Sejm poparł poprawki Senatu do ustawy o TK
Z jednym wyjątkiem Sejm poparł w piątkowym głosowaniu poprawki zgłoszone przez Senat do nowej ustawy o Trybunale Konstytucyjnym. Po zakończeniu parlamentarnych prac nad ustawą, trafi ona teraz do prezydenta.
Głosowania w sprawie senackich poprawek miały burzliwy przebieg. Po głosowaniach PO zapowiedziała złożenie wniosku w sprawie odwołania marszałka Sejmu Marka Kuchcińskiego (PiS).
Podczas głosowań posłowie Nowoczesnej wzywali organy samorządów prawniczych, by wyciągnęli konsekwencje dyscyplinarne wobec posłów PiS - prawników, którzy głosowali za nową ustawą ws. TK. Posłowie PiS odpowiadali, że każdy z wybranych posłów ma wolny mandat, a takie deklaracje podczas głosowań stanowią pogróżki lub nawet groźby karalne, którymi może się zająć prokuratura.
Marszałek Kuchciński po kolejnym tego typu wystąpieniu posła Nowoczesnej zapowiedział, że "nawet pod groźbą stanięcia przed komisją etyki" nie dopuści do zadawania kolejnych pytań i zgłaszania wniosków formalnych. Po zakończeniu głosowań nad poprawkami Senatu do ustawy o TK szef klubu PO Sławomir Neumann powiedział, że w związku z odebraniem głosu opozycji Platforma jeszcze w piątek złoży wniosek o odwołanie Kuchcińskiego z funkcji.
Natomiast szef PSL Władysław Kosiniak Kamysz powiedział, że Kuchciński - odmawiając prawa do zadawania pytań i zgłaszania wniosków - ograniczył posłom opozycji wolność sprawowania mandatu poselskiego. - Nie uczynicie z tego Sejmu niemego - podkreślił.
Senat w czwartek przyjął 27 senackich poprawek do ustawy o TK uchwalonej przez Sejm 7 lipca. Sejmowa komisja sprawiedliwości i praw człowieka wniosła, by Sejm je poparł - z wyjątkiem jednej, o charakterze językowym.
Posłowie głosowali w piątek zgodnie z rekomendacją komisji i przyjęli 26 z 27 senackich poprawek. Część z tych poprawek przyjęto niemal jednogłośnie, przy pojedynczych głosach sprzeciwu lub wstrzymujących się.

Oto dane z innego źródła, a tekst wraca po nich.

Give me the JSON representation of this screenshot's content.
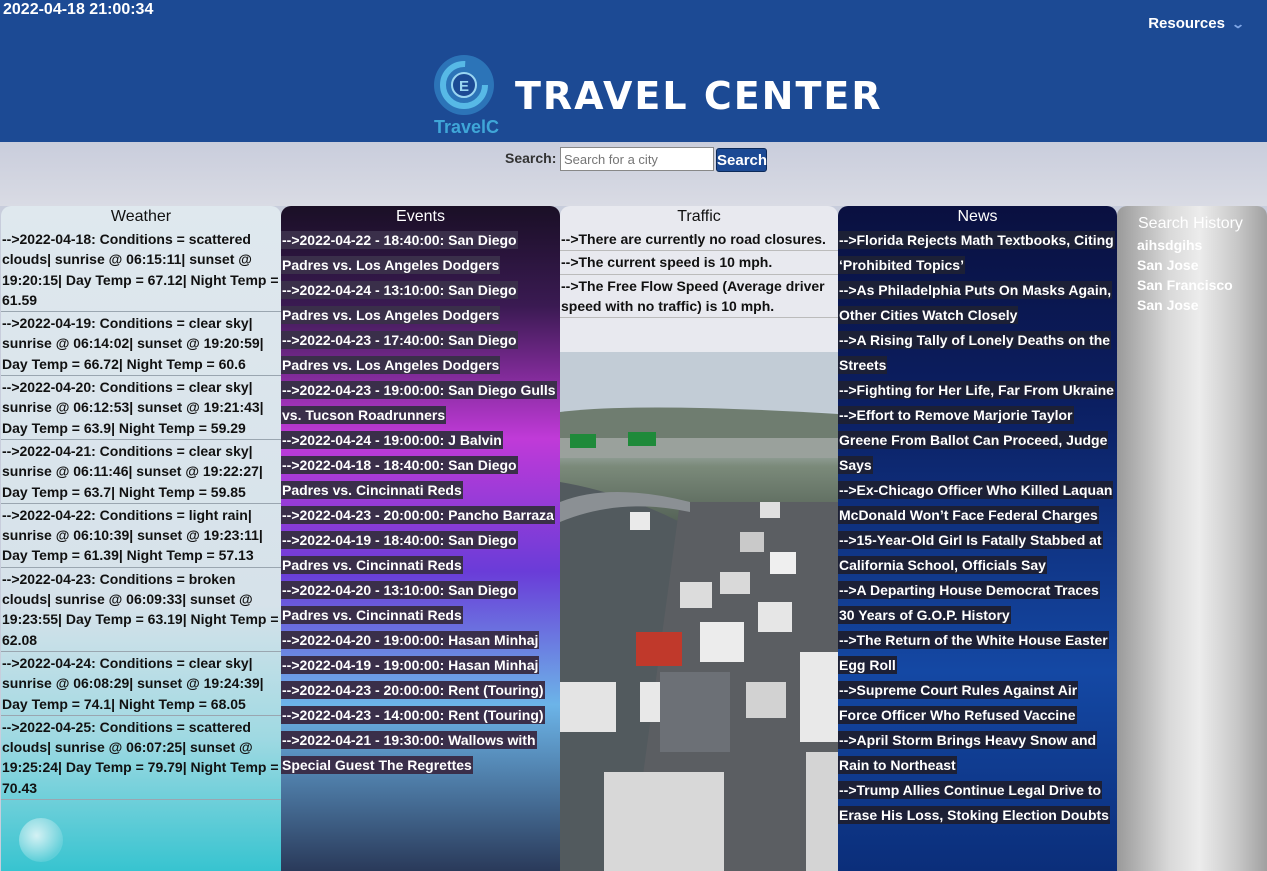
{
  "header": {
    "datetime": "2022-04-18 21:00:34",
    "resources_label": "Resources",
    "logo_letter": "E",
    "logo_text": "TravelC",
    "brand_title": "TRAVEL CENTER"
  },
  "search": {
    "label": "Search:",
    "placeholder": "Search for a city",
    "button_label": "Search"
  },
  "weather": {
    "title": "Weather",
    "items": [
      "-->2022-04-18: Conditions = scattered clouds| sunrise @ 06:15:11| sunset @ 19:20:15| Day Temp = 67.12| Night Temp = 61.59",
      "-->2022-04-19: Conditions = clear sky| sunrise @ 06:14:02| sunset @ 19:20:59| Day Temp = 66.72| Night Temp = 60.6",
      "-->2022-04-20: Conditions = clear sky| sunrise @ 06:12:53| sunset @ 19:21:43| Day Temp = 63.9| Night Temp = 59.29",
      "-->2022-04-21: Conditions = clear sky| sunrise @ 06:11:46| sunset @ 19:22:27| Day Temp = 63.7| Night Temp = 59.85",
      "-->2022-04-22: Conditions = light rain| sunrise @ 06:10:39| sunset @ 19:23:11| Day Temp = 61.39| Night Temp = 57.13",
      "-->2022-04-23: Conditions = broken clouds| sunrise @ 06:09:33| sunset @ 19:23:55| Day Temp = 63.19| Night Temp = 62.08",
      "-->2022-04-24: Conditions = clear sky| sunrise @ 06:08:29| sunset @ 19:24:39| Day Temp = 74.1| Night Temp = 68.05",
      "-->2022-04-25: Conditions = scattered clouds| sunrise @ 06:07:25| sunset @ 19:25:24| Day Temp = 79.79| Night Temp = 70.43"
    ]
  },
  "events": {
    "title": "Events",
    "items": [
      "-->2022-04-22 - 18:40:00: San Diego Padres vs. Los Angeles Dodgers",
      "-->2022-04-24 - 13:10:00: San Diego Padres vs. Los Angeles Dodgers",
      "-->2022-04-23 - 17:40:00: San Diego Padres vs. Los Angeles Dodgers",
      "-->2022-04-23 - 19:00:00: San Diego Gulls vs. Tucson Roadrunners",
      "-->2022-04-24 - 19:00:00: J Balvin",
      "-->2022-04-18 - 18:40:00: San Diego Padres vs. Cincinnati Reds",
      "-->2022-04-23 - 20:00:00: Pancho Barraza",
      "-->2022-04-19 - 18:40:00: San Diego Padres vs. Cincinnati Reds",
      "-->2022-04-20 - 13:10:00: San Diego Padres vs. Cincinnati Reds",
      "-->2022-04-20 - 19:00:00: Hasan Minhaj",
      "-->2022-04-19 - 19:00:00: Hasan Minhaj",
      "-->2022-04-23 - 20:00:00: Rent (Touring)",
      "-->2022-04-23 - 14:00:00: Rent (Touring)",
      "-->2022-04-21 - 19:30:00: Wallows with Special Guest The Regrettes"
    ]
  },
  "traffic": {
    "title": "Traffic",
    "items": [
      "-->There are currently no road closures.",
      "-->The current speed is 10 mph.",
      "-->The Free Flow Speed (Average driver speed with no traffic) is 10 mph."
    ]
  },
  "news": {
    "title": "News",
    "items": [
      "-->Florida Rejects Math Textbooks, Citing ‘Prohibited Topics’",
      "-->As Philadelphia Puts On Masks Again, Other Cities Watch Closely",
      "-->A Rising Tally of Lonely Deaths on the Streets",
      "-->Fighting for Her Life, Far From Ukraine",
      "-->Effort to Remove Marjorie Taylor Greene From Ballot Can Proceed, Judge Says",
      "-->Ex-Chicago Officer Who Killed Laquan McDonald Won’t Face Federal Charges",
      "-->15-Year-Old Girl Is Fatally Stabbed at California School, Officials Say",
      "-->A Departing House Democrat Traces 30 Years of G.O.P. History",
      "-->The Return of the White House Easter Egg Roll",
      "-->Supreme Court Rules Against Air Force Officer Who Refused Vaccine",
      "-->April Storm Brings Heavy Snow and Rain to Northeast",
      "-->Trump Allies Continue Legal Drive to Erase His Loss, Stoking Election Doubts"
    ]
  },
  "history": {
    "title": "Search History",
    "items": [
      "aihsdgihs",
      "San Jose",
      "San Francisco",
      "San Jose"
    ]
  },
  "colors": {
    "header_bg": "#1c4a94",
    "highlight_bg": "#3a2f4a",
    "logo_accent": "#3fa6d8"
  },
  "icons": {
    "resources_chevron": "chevron-down-icon",
    "logo": "travelc-logo-icon"
  }
}
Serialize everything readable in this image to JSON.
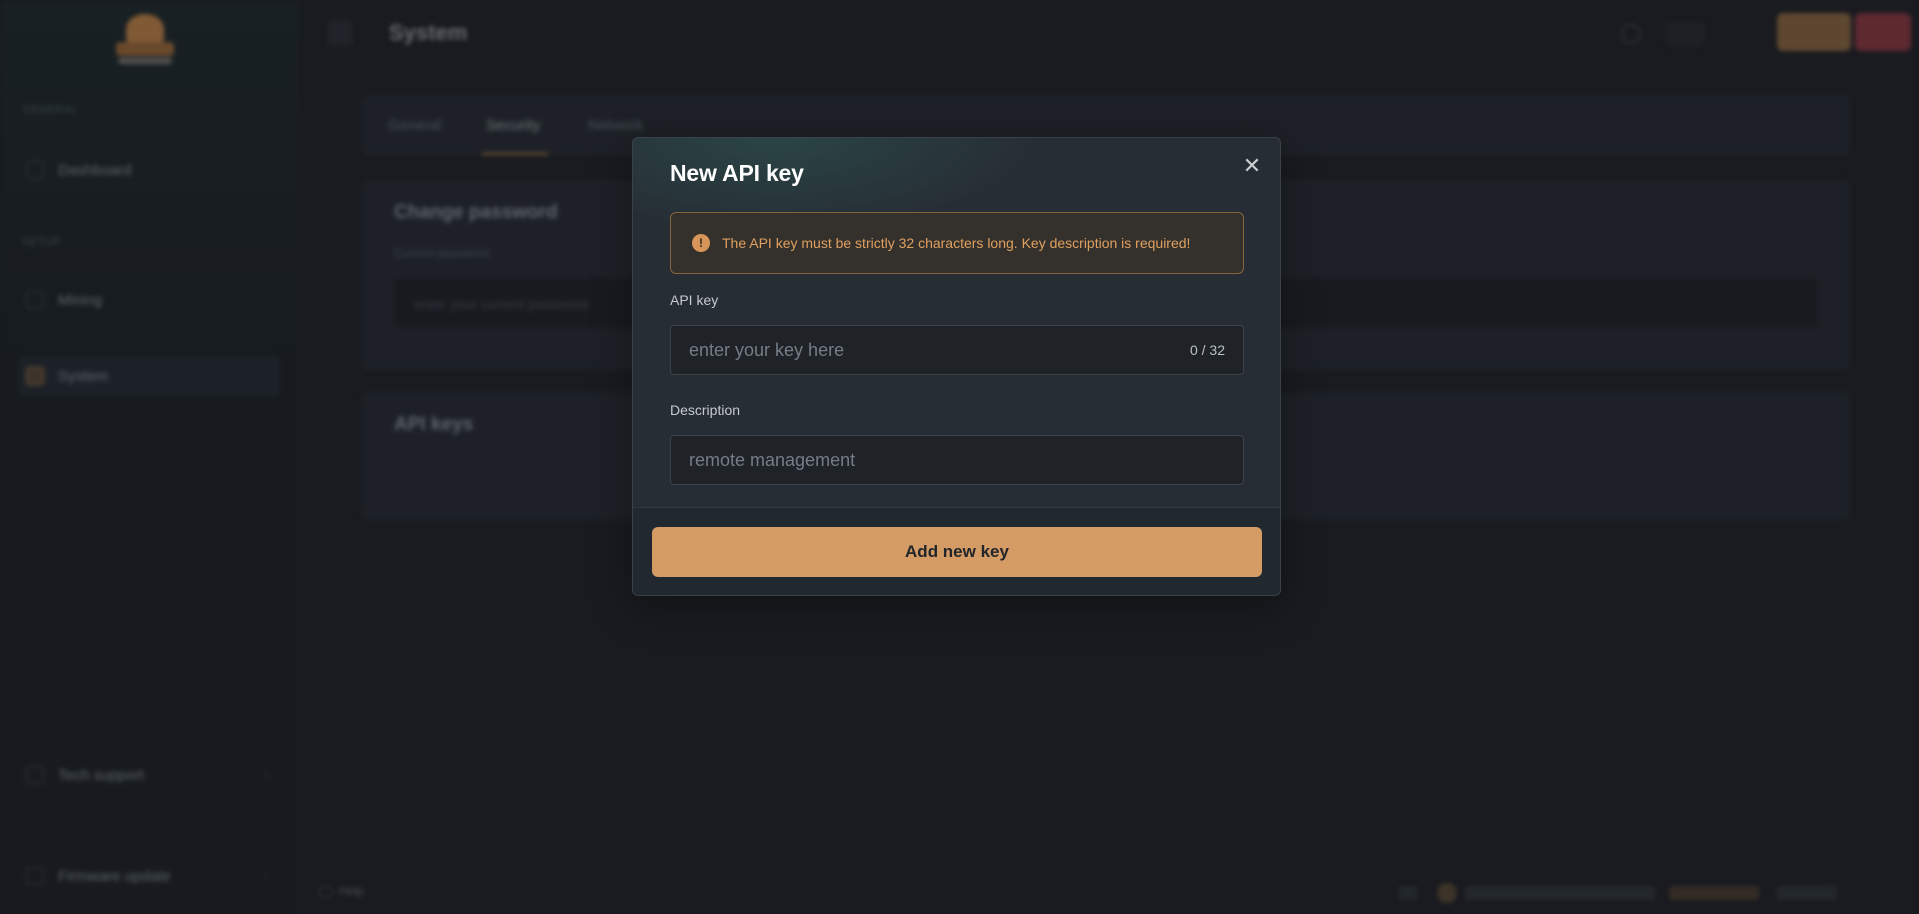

Sejm przyjął poprawki, m.in.: by prezydent nie mógł wnosić o rozpatrzenie sprawy w TK poza kolejnością wpływu; by skreślić wymóg zgody prezydenta na usunięcie sędziego z TK, jeśli tak orzekł sąd dyscyplinarny TK oraz by prezydent powoływał prezesa TK spośród trzech kandydatów, a nie "co najmniej trzech".
Ponadto zaakceptowano poprawki, by prezes TK mógł pominąć zasadę badania spraw w kolejności wpływu, gdy chodzi o ochronę wolności, praw obywatela, bezpieczeństwa państwa i porządku konstytucyjnego - choć na wniosek 5 sędziów mógłby to rozważyć ponownie oraz by wydrukować wyroki TK wydane przed 20 lipca - z wyjątkiem tych dotyczących aktów normatywnych, które utraciły moc obowiązującą (co oznacza, że nie będzie publikowany wyrok TK z 9 marca o niekonstytucyjności noweli ustawy o TK autorstwa PiS z grudnia ub.r.). Przyjęto też poprawkę przywracającą możliwość przyłączania się RPO do każdej sprawy w TK.
Kilka kolejnych przyjętych poprawek miało charakter redakcyjny.
Oparta na propozycjach PiS, uchwalona przez Sejm 7 lipca, po burzliwych obradach, ustawa zakłada m.in., że pełny skład Trybunału to co najmniej 11 sędziów. Ma on orzekać m.in. w sprawach o szczególnej zawiłości. Pełny skład ma też badać: weta prezydenta do ustaw, ustawę o TK, spory kompetencyjne między organami państwa, przeszkodę w sprawowaniu urzędu prezydenta RP, zgodność z konstytucją działalności partii politycznych.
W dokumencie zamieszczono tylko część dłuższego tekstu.